For the arrangement shown in the figure, mass of  A is 50 kg, mass of B  is 70 kg, coefficient of static friction of all plane surfaces is  ${\mu }_s=0.3$. Find the largest value of mass  C (in kg) so that blocks  A and  B remain at rest. (Neglect friction in the pulleys)

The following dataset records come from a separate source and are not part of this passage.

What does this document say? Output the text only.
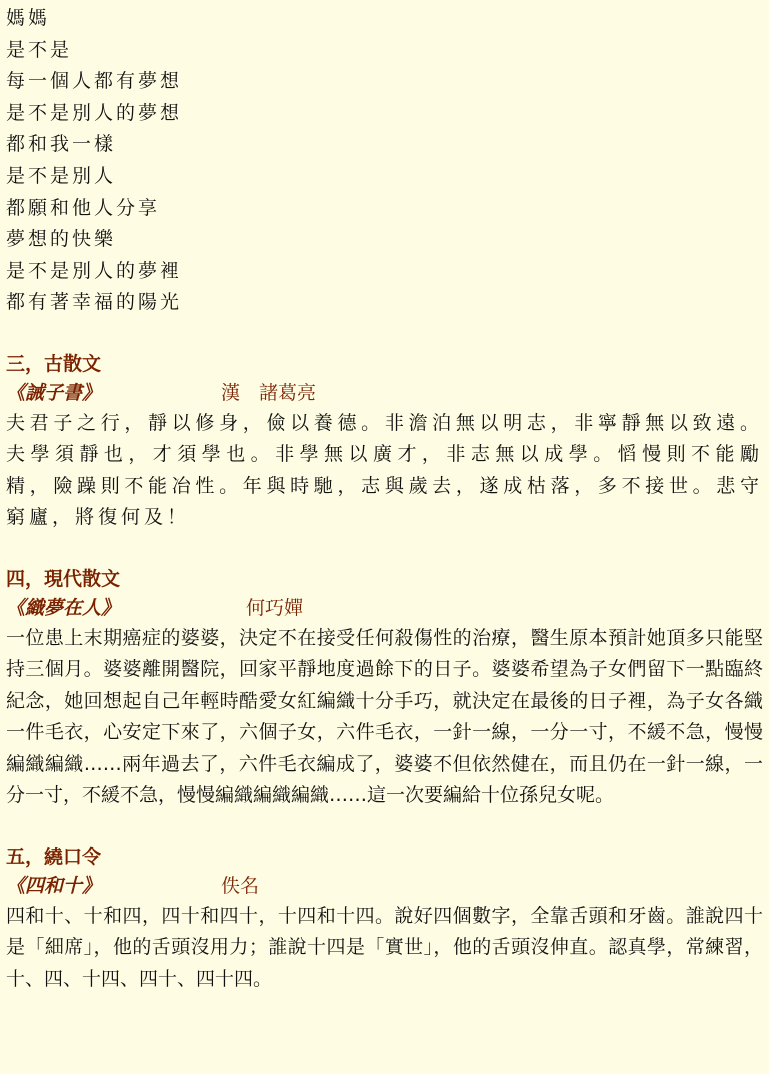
媽媽
是不是
每一個人都有夢想
是不是別人的夢想
都和我一樣
是不是別人
都願和他人分享
夢想的快樂
是不是別人的夢裡
都有著幸福的陽光
三，古散文
《誡子書》	漢　諸葛亮

夫君子之行，靜以修身，儉以養德。非澹泊無以明志，非寧靜無以致遠。夫學須靜也，才須學也。非學無以廣才，非志無以成學。慆慢則不能勵精，險躁則不能冶性。年與時馳，志與歲去，遂成枯落，多不接世。悲守窮廬，將復何及！

四，現代散文
《織夢在人》	何巧嬋

一位患上末期癌症的婆婆，決定不在接受任何殺傷性的治療，醫生原本預計她頂多只能堅持三個月。婆婆離開醫院，回家平靜地度過餘下的日子。婆婆希望為子女們留下一點臨終紀念，她回想起自己年輕時酷愛女紅編織十分手巧，就決定在最後的日子裡，為子女各織一件毛衣，心安定下來了，六個子女，六件毛衣，一針一線，一分一寸，不緩不急，慢慢編織編織……兩年過去了，六件毛衣編成了，婆婆不但依然健在，而且仍在一針一線，一分一寸，不緩不急，慢慢編織編織編織……這一次要編給十位孫兒女呢。

五，繞口令
《四和十》	佚名

四和十、十和四，四十和四十，十四和十四。說好四個數字，全靠舌頭和牙齒。誰說四十是「細席」，他的舌頭沒用力；誰說十四是「實世」，他的舌頭沒伸直。認真學，常練習，十、四、十四、四十、四十四。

Let  $f_1$ and  $f_2$ be the friction force between A and B and between B and horizontal surface respectively. Limiting values if these frictional forces will be

$$\begin{gathered} f_{L_1}=0.3\times 50\times 10=150N \\ {f}_{L_2}=0.3\times 120\times 10=360N \end{gathered}$$
The FBD of the three blocks are shown in figure
Let  m is the mass of block C.  For A and B to remain at rest, block C should also remain at rest
For block C : $T=mg$  
For block  A :  $T_1=f_1$ 
For block  B :  $T=f_1+f_2+2T_1$
For largest value of mass of  C, the friction  $f_2$  must be towards left
$$\begin{gathered} T=3f_1+f_2=mg \\ {f}_1\le f_{L1}and f_2\le f_{L2} \end{gathered}$$

Hence  $mg\le 3f_{L1}+f_{L2}orm\le 81$
$\therefore$  maximum value of  $m=81kg$